Yerel mahkeme kararındaki hüküm fıkrası incelendiğinde; haklarındaki dava husumetten reddedilen ve kendilerini vekil ile temsil ettiren davalılar ... ve ... yararına nispi vekalet ücretine hükmedilmiş olup, aynı vekil ile temsil edilen ancak hakkındaki manevi tazminat davası kısmen kabul edilen diğer davalı ... AŞ lehine vekalet ücretine hükmedilmemiştir.

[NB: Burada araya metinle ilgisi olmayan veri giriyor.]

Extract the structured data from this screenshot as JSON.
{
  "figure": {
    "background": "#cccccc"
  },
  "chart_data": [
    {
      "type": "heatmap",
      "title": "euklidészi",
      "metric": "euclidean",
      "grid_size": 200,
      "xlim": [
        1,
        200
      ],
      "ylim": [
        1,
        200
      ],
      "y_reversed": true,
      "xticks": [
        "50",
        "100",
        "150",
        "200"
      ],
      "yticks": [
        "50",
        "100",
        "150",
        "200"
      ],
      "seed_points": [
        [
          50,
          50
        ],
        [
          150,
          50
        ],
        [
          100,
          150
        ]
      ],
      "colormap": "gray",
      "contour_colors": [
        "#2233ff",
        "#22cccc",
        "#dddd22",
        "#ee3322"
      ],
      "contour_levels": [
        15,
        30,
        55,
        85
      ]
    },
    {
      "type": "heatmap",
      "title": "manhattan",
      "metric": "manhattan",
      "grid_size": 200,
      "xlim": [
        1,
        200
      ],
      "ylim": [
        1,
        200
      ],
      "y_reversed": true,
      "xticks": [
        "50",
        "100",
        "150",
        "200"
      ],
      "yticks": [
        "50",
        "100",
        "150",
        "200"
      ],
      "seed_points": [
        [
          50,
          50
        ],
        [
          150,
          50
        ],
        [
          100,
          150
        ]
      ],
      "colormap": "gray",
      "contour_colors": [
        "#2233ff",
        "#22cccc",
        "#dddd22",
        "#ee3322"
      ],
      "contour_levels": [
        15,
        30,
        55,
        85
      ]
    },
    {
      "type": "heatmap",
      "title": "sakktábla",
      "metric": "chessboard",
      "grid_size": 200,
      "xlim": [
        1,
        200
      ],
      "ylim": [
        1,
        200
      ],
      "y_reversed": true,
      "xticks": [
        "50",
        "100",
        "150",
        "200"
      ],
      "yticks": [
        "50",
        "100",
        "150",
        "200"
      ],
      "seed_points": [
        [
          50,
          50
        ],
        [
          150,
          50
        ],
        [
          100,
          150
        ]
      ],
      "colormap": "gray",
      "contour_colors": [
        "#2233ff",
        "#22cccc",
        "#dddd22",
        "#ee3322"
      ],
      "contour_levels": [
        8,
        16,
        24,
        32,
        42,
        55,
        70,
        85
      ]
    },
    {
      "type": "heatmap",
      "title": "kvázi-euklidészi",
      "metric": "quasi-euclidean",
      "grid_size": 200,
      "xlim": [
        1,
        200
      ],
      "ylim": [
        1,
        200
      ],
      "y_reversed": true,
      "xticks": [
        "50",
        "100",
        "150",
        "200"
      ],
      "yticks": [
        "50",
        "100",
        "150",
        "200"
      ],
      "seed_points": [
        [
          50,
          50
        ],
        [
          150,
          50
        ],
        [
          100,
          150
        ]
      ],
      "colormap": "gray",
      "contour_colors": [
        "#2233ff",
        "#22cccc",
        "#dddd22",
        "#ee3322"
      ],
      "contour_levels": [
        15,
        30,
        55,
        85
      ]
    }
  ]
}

Karar gününde yürürlükte bulunan Avukatlık Asgari Ücret Tarifesi"nin 10. maddesi uyarınca manevi tazminat davalarında avukatlık ücretinin, hüküm altına alınan miktar üzerinden Tarifenin üçüncü kısmına göre belirleneceği, davanın kısmen reddi durumunda, karşı taraf vekili yararına Tarifenin üçüncü kısmına göre hükmedilecek ücretin, davacı vekili lehine belirlenen ücreti geçemeyeceği, bu davaların tamamının reddi durumunda ise avukatlık ücretinin, Tarifenin ikinci kısmının ikinci bölümüne göre hükmolunacağı; 13. maddesinde de Tarifenin ikinci kısmının ikinci bölümünde gösterilen hukuki yardımların konusu para veya para ile değerlendirilebiliyor ise avukatlık ücretinin, davanın görüldüğü mahkeme için Tarifenin ikinci kısmında belirtilen maktu ücretlerin altında kalmamak kaydıyla Tarifenin üçüncü kısmına göre belirlendiği; ancak, hükmedilen ücretin kabul veya reddedilen miktarı geçemeyeceği ifade edilmiştir.
Aynı Tarifenin 3. maddesinin ikinci fıkrasında ise, müteselsil sorumluluk da dahil olmak üzere, birden fazla davalı aleyhine açılan davanın reddinde, ret sebebi ortak olan davalılar vekili lehine tek, ret sebebi ayrı olan davalılar vekili lehine ise her ret sebebi için ayrı ayrı avukatlık ücretine hükmolunacağı belirtilmiştir.
Davalılardan ...... AŞ yönünden davanın kısmen reddi gerekçesi diğer davalılar hakkındaki ret gerekçesinden farklı olduğu için yerel mahkemece, yukarıda açıklanan düzenlemeye aykırı olarak davalılar lehine tek vekalet ücreti takdir edilmiş olması usul ve yasaya uygun düşmediğinden kararın bozulması gerekirse de, anılan yanılgının giderilmesi yeniden yargılama yapılmasını gerektirmediğinden, 6217 sayılı Kanunun 30. maddesi ile 6100 sayılı Hukuk Muhakemeleri Kanunu"na eklenen "Geçici madde 3" atfıyla uygulanmakta olan 1086 sayılı Hukuk Usulü Muhakemeleri Kanunu"nun 438/7 maddesi gereğince kararın düzeltilerek onanmasına karar verilmiştir.
SONUÇ: Temyiz olunan kararın yukarıda (3) nolu bentte gösterilen nedenlerle hüküm fıkrasının 8. bendinden sonra gelmek üzere yeni bir bent eklenerek, “Davalı ... AŞ kendisini vekil ile temsil ettirdiğinden karar tarihinde yürürlükte olan AAÜT"nın uyarınca 2.180,00 TL vekalet ücretinin davacıdan alınarak davalıya verilmesine” cümlesinin yazılmasına, davalı ... AŞ’nin diğer temyiz itirazlarının (2) nolu bentte gösterilen nedenlerle reddi ile kararın düzeltilmiş bu biçiminin ONANMASINA, davacının temyiz dilekçesinin (1) nolu bentte gösterilen nedenlerle reddine ve davacı ile temyiz eden davalıdan peşin alınan harçların istekleri halinde geri verilmesine 10/04/2019 gününde oy birliğiyle karar verildi.